En apoyo de sus argumentos, el BCE ha vuelto a elevar sus previsiones de inflación, que ahora se sitúa en el 6,8% este año, frente a la previsión anterior del 5,1%. En 2023, prevé la inflación en el 3,5%, y en 2024 la prevé en el 2,1%, lo que supone cuatro años consecutivos en que la inflación se supera.

“El Consejo de Gobierno anticipa que será conveniente una senda gradual pero sostenida de nuevos aumentos de los tipos de interés”, dijo el BCE.

“La alta inflación es un reto importante para todos nosotros. El Consejo de Gobierno se asegurará de que la inflación vuelva a su objetivo del 2% a medio plazo”, dijo.

Los mercados prevén subidas de tipos de 139 puntos básicos para finales de este año, es decir, un aumento en cada reunión a partir de julio, y algunas de las subidas superan los 25 puntos básicos.

También prevén un conjunto de 230 puntos básicos de movimientos en el tipo de depósito para finales de 2023, lo que sitúa el pico de los tipos de interés cerca del 2%.

Esto deja a Lagarde en una posición complicada el jueves, apenas unos meses después de que dijera que era muy poco probable una subida de tipos este año.

Si no hace caso a los mercados, se podría valorar un endurecimiento aún más agresivo, lo que elevaría innecesariamente los costes de los préstamos. Pero si se retrae con fuerza, la presidenta del BCE podría señalar un compromiso que podría quedar obsoleto en unas semanas, al igual que la promesa de no subir los tipos.

La primera subida de tipos del BCE en más de una década le dejará por detrás de la mayoría de sus homólogos mundiales, incluida la Reserva Federal de Estados Unidos y el Banco de Inglaterra, que han subido los tipos de forma agresiva y han prometido aún más medidas.

A diferencia de la Reserva Federal, el BCE tampoco tiene planes de reducir su balance, y los dirigentes monetarios han reafirmado su compromiso de seguir reinvirtiendo el efectivo que vence de los 5 billones de euros de deuda pública y privada que posee el BCE.

¿DÓNDETERMINA?

Aunque el inicio del endurecimiento de la política monetaria ya está fijado, el punto final sigue siendo incierto.

Lagarde ha dicho que los tipos deberían moverse hacia el punto neutro en el que el BCE no simula ni frena el crecimiento.

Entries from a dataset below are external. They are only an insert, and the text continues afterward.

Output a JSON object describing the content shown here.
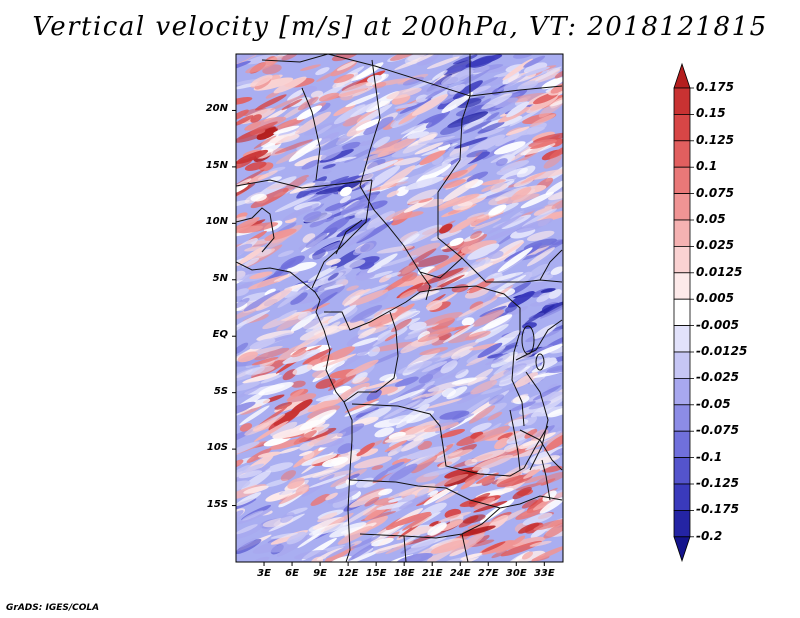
{
  "title": "Vertical velocity [m/s] at 200hPa, VT: 2018121815",
  "credit": "GrADS: IGES/COLA",
  "map": {
    "variable": "Vertical velocity",
    "units": "m/s",
    "level": "200hPa",
    "valid_time": "2018121815",
    "lon_range": [
      0,
      35
    ],
    "lat_range": [
      -20,
      25
    ],
    "lat_labels": [
      "20N",
      "15N",
      "10N",
      "5N",
      "EQ",
      "5S",
      "10S",
      "15S"
    ],
    "lon_labels": [
      "3E",
      "6E",
      "9E",
      "12E",
      "15E",
      "18E",
      "21E",
      "24E",
      "27E",
      "30E",
      "33E"
    ]
  },
  "colorbar": {
    "levels": [
      "0.175",
      "0.15",
      "0.125",
      "0.1",
      "0.075",
      "0.05",
      "0.025",
      "0.0125",
      "0.005",
      "-0.005",
      "-0.0125",
      "-0.025",
      "-0.05",
      "-0.075",
      "-0.1",
      "-0.125",
      "-0.175",
      "-0.2"
    ],
    "colors": [
      "#b41e1e",
      "#c83232",
      "#d74646",
      "#e15f5f",
      "#e97878",
      "#f09494",
      "#f5b2b2",
      "#fad2d2",
      "#fdeaea",
      "#ffffff",
      "#e2e2fb",
      "#c6c6f5",
      "#a8a8ef",
      "#8c8ce6",
      "#7070dc",
      "#5454cc",
      "#3a3abc",
      "#2424a4",
      "#14148c"
    ]
  }
}
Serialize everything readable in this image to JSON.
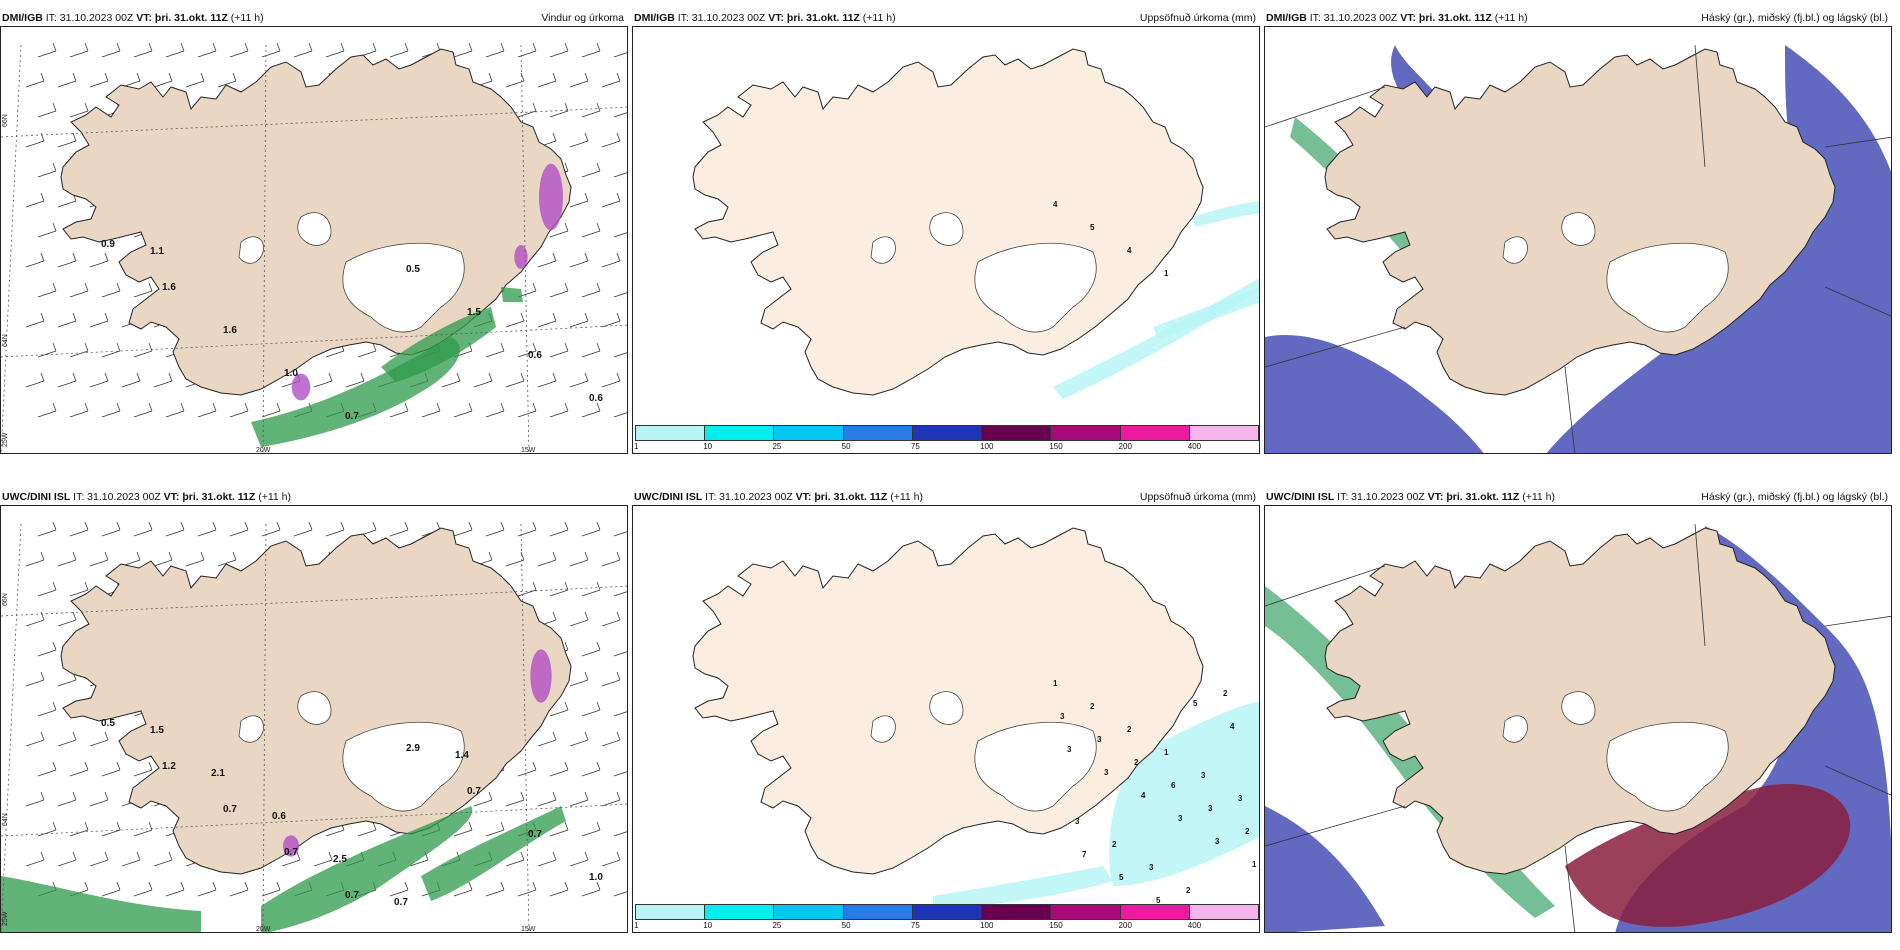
{
  "panels": [
    {
      "model": "DMI/IGB",
      "it": "IT: 31.10.2023 00Z",
      "vt_label": "VT:",
      "vt": "þri. 31.okt. 11Z",
      "lead": "(+11 h)",
      "title": "Vindur og úrkoma",
      "kind": "wind",
      "numbers": [
        "0.9",
        "1.6",
        "1.6",
        "1.0",
        "0.7",
        "0.5",
        "1.5",
        "0.6",
        "0.6",
        "1.1"
      ]
    },
    {
      "model": "DMI/IGB",
      "it": "IT: 31.10.2023 00Z",
      "vt_label": "VT:",
      "vt": "þri. 31.okt. 11Z",
      "lead": "(+11 h)",
      "title": "Uppsöfnuð úrkoma (mm)",
      "kind": "precip",
      "numbers": [
        "4",
        "5",
        "4",
        "1"
      ]
    },
    {
      "model": "DMI/IGB",
      "it": "IT: 31.10.2023 00Z",
      "vt_label": "VT:",
      "vt": "þri. 31.okt. 11Z",
      "lead": "(+11 h)",
      "title": "Háský (gr.), miðský (fj.bl.) og lágský (bl.)",
      "kind": "cloud"
    },
    {
      "model": "UWC/DINI ISL",
      "it": "IT: 31.10.2023 00Z",
      "vt_label": "VT:",
      "vt": "þri. 31.okt. 11Z",
      "lead": "(+11 h)",
      "title": "",
      "kind": "wind",
      "numbers": [
        "0.5",
        "1.2",
        "0.7",
        "0.7",
        "0.7",
        "2.9",
        "0.7",
        "0.7",
        "1.0",
        "1.5",
        "2.1",
        "0.6",
        "2.5",
        "0.7",
        "1.4"
      ]
    },
    {
      "model": "UWC/DINI ISL",
      "it": "IT: 31.10.2023 00Z",
      "vt_label": "VT:",
      "vt": "þri. 31.okt. 11Z",
      "lead": "(+11 h)",
      "title": "Uppsöfnuð úrkoma (mm)",
      "kind": "precip",
      "numbers": [
        "1",
        "2",
        "2",
        "1",
        "3",
        "3",
        "3",
        "2",
        "3",
        "2",
        "2",
        "3",
        "3",
        "2",
        "6",
        "3",
        "2",
        "7",
        "5",
        "5",
        "5",
        "4",
        "3",
        "3",
        "4",
        "3",
        "3",
        "1"
      ]
    },
    {
      "model": "UWC/DINI ISL",
      "it": "IT: 31.10.2023 00Z",
      "vt_label": "VT:",
      "vt": "þri. 31.okt. 11Z",
      "lead": "(+11 h)",
      "title": "Háský (gr.), miðský (fj.bl.) og lágský (bl.)",
      "kind": "cloud2"
    }
  ],
  "axis_labels": {
    "lat66": "66N",
    "lat64": "64N",
    "lon25": "25W",
    "lon20": "20W",
    "lon15": "15W"
  },
  "precip_legend": {
    "ticks": [
      "1",
      "10",
      "25",
      "50",
      "75",
      "100",
      "150",
      "200",
      "400"
    ],
    "colors": [
      "#b8f4f4",
      "#00eeee",
      "#00c8f0",
      "#2b7be6",
      "#1f35b8",
      "#6a0050",
      "#a8087a",
      "#ee1aa0",
      "#f4b4ec"
    ]
  },
  "colors": {
    "land": "#e9d7c3",
    "land_precip": "#fbeee0",
    "wind_precip": "#2e9a4a",
    "snow": "#b04fc4",
    "high_cloud": "#3aa26a",
    "mid_cloud": "#3944b0",
    "low_cloud": "#8a1e3e"
  }
}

Sin embargo, este nivel es indefinido e inobservable, lo que deja a los inversores adivinando hasta dónde quiere llegar el BCE.

Otra cuestión es cómo gestionará el BCE la divergencia de los costes de endeudamiento de los distintos Estados miembros.

Los países más endeudados, como Italia, España y Grecia, ya han visto cómo los rendimientos de su deuda pública han subido más que los de Alemania o Francia, menos endeudados, lo que supone un dolor de cabeza para la política monetaria única del BCE.